Draf RUU Cipta Kerja dan naskah akademiknya telah disampaikan oleh Pemerintah ke DPR. RUU yang menggunakan pendekatan omnibus law ini dalam proses penyusunannya di lingkup Pemerintah menyimpan banyak persoalan. Pemerintah hanya membuka akses dan melibatkan asosiasi pengusaha tertentu dan sama sekali tidak membuka akses kepada publik secara luas. Prosesnya pun cenderung ingin dipercepat sebagaimana arahan Presiden yaitu dalam 100 hari. Hanya asosiasi pengusaha yang diajak dalam pembahasannya sedangkan serikat buruh/pekerja tidak dilibatkan sama sekali. Bahkan banyak kalangan mencari-cari draft RUU ini karena tidak bisa menemukannya. Sangat berbeda dengan RUU lainnya yang bisa dikritisi sejak pembahasan di tingkat pemerintah.

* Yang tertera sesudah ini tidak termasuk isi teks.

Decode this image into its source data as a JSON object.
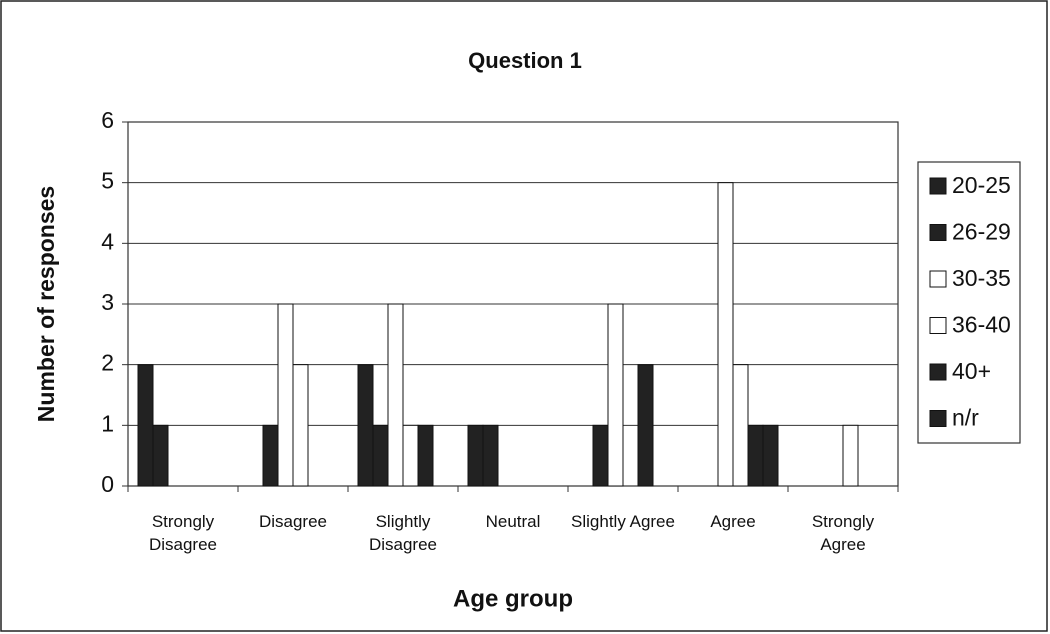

Permasalahan RUU Cipta Kerja tidak hanya terdapat dalam proses, melainkan juga pada substansi. RUU ini masih memasukkan ketentuan yang telah dinyatakan tidak berlaku oleh Mahkamah Konstitusi.
Bahkan, Pasal 170 RUU Cipta Kerja juga memberikan kewenangan bagi Pemerintah untuk mengubah isi Undang-undang hanya lewat peraturan pemerintah. Selain itu terdapat begitu banyak materi dalam RUU Cipta Kerja yang melampaui niatan yang disampaikan Pemerintah kepada publik bahwa RUU ini akan melakukan simplifikasi perizinan berusaha. Substansi yang diatur dalam RUU ini juga “menabrak” banyak undang-undang dan sistem yang sudah lazim berlaku, mulai ketenagakerjaan, kelautan, perikanan, tata ruang, lingkungan hidup, bangunan gedung, pangan, kehutanan, kearifan lokal hingga media. Selain itu terdapat pasal-pasal yg memasukkan ketentuan yang telah dinyatakan tidak berlaku oleh Mahkamah Konstitusi. Juga dalam bidang ketenagakerjaan banyak ketentuan yang akan memunculkan perbudakan baru karena pekerja dieksploitasi membabi buta sehingga kehilangan jaminan hak serta perlindungan dalam pekerjaannya.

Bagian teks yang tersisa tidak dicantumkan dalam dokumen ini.